OSU runs a multiple defense but their base is a 4-3. They have toyed a little with some new 3-4 and dime packages this season. Crichton and Wynn are the two d-linemen who will stand out most — both are first team Pac-12 candidates. The fourth member of the defensive front I haven’t mentioned is senior DT Andrew Seumalo — he’s done a solid job in helping Masaniai clog the middle. Super-sub Rudolf Fifita is fast while Rusty Fernando and others are also showing up on the radar. Can’t really state enough that Banker has the depth and talent to rotate more this year. BYU fans will see a lot of guys, and in any situation, coming in and out on defense for Oregon State.
The secondary hasn’t produced stellar numbers and they’ve had some lapses, most notably at Arizona.
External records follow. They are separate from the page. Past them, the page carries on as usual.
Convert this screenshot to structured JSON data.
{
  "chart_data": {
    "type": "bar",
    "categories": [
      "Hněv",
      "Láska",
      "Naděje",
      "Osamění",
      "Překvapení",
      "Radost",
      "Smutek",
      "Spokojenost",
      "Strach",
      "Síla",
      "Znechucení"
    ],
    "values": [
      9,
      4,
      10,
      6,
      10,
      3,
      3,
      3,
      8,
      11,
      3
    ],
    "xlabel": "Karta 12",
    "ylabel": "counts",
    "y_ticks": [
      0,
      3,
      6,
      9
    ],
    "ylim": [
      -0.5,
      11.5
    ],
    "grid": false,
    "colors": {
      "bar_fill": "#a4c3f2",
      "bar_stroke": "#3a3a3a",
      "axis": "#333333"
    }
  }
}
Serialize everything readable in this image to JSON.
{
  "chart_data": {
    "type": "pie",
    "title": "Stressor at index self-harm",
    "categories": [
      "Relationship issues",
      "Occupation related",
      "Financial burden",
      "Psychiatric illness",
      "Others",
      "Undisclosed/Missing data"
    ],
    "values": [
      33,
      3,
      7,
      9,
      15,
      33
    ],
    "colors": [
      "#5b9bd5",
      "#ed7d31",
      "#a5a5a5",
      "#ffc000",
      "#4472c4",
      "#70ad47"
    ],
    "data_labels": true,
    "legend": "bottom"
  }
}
But this is a case where statistics are lying a bit. Reynolds has been nails and Poyer had a three-interception game this past Saturday. Safety Ryan Murphy is a (ball hawk) and both he and Tyrequek Zimmerman are highly adept in run support. CB Sean Martin and S Anthony Watkins are also making their marks and will see plenty of reps.
5. How does Oregon State regard BYU? What are the expectations for the game and what does Oregon State need to do in order to beat BYU?
Oregon State already regarded BYU as a very tough test and it’s that much more pronounced now with Mannion out. OSU desperately wants to continue their unbeaten streak but they’ll have to play better than they did last week against WSU if they’re to move to 5-0 and improve on their No. 10/14 ranking in the polls. The running game doesn’t need to be lights out, but it does need to at least be credible to take pressure off Vaz. And Vaz needs to make quick, correct decisions and throw the ball away when the walls are closing in. The o-line needs to play their best game to date in order to give Vaz time and to open enough holes for Woods and Agnew to squeak through.
That’s a long list and all of those things might not be realistic against this BYU defense. And so the biggest thing Oregon State needs to do in order to come out on top is to win on defense. A prescient interception here, a key stand there — OSU should be able to bring pressure and put BYU in a few holes. And if they force the turnovers, that may be what decides it. Even if the offense doesn’t score after a turnover or a big defensive stand, taking the ball away and/or stopping BYU’s momentum enough times on D for Oregon State may be enough to win this one for the Beavs.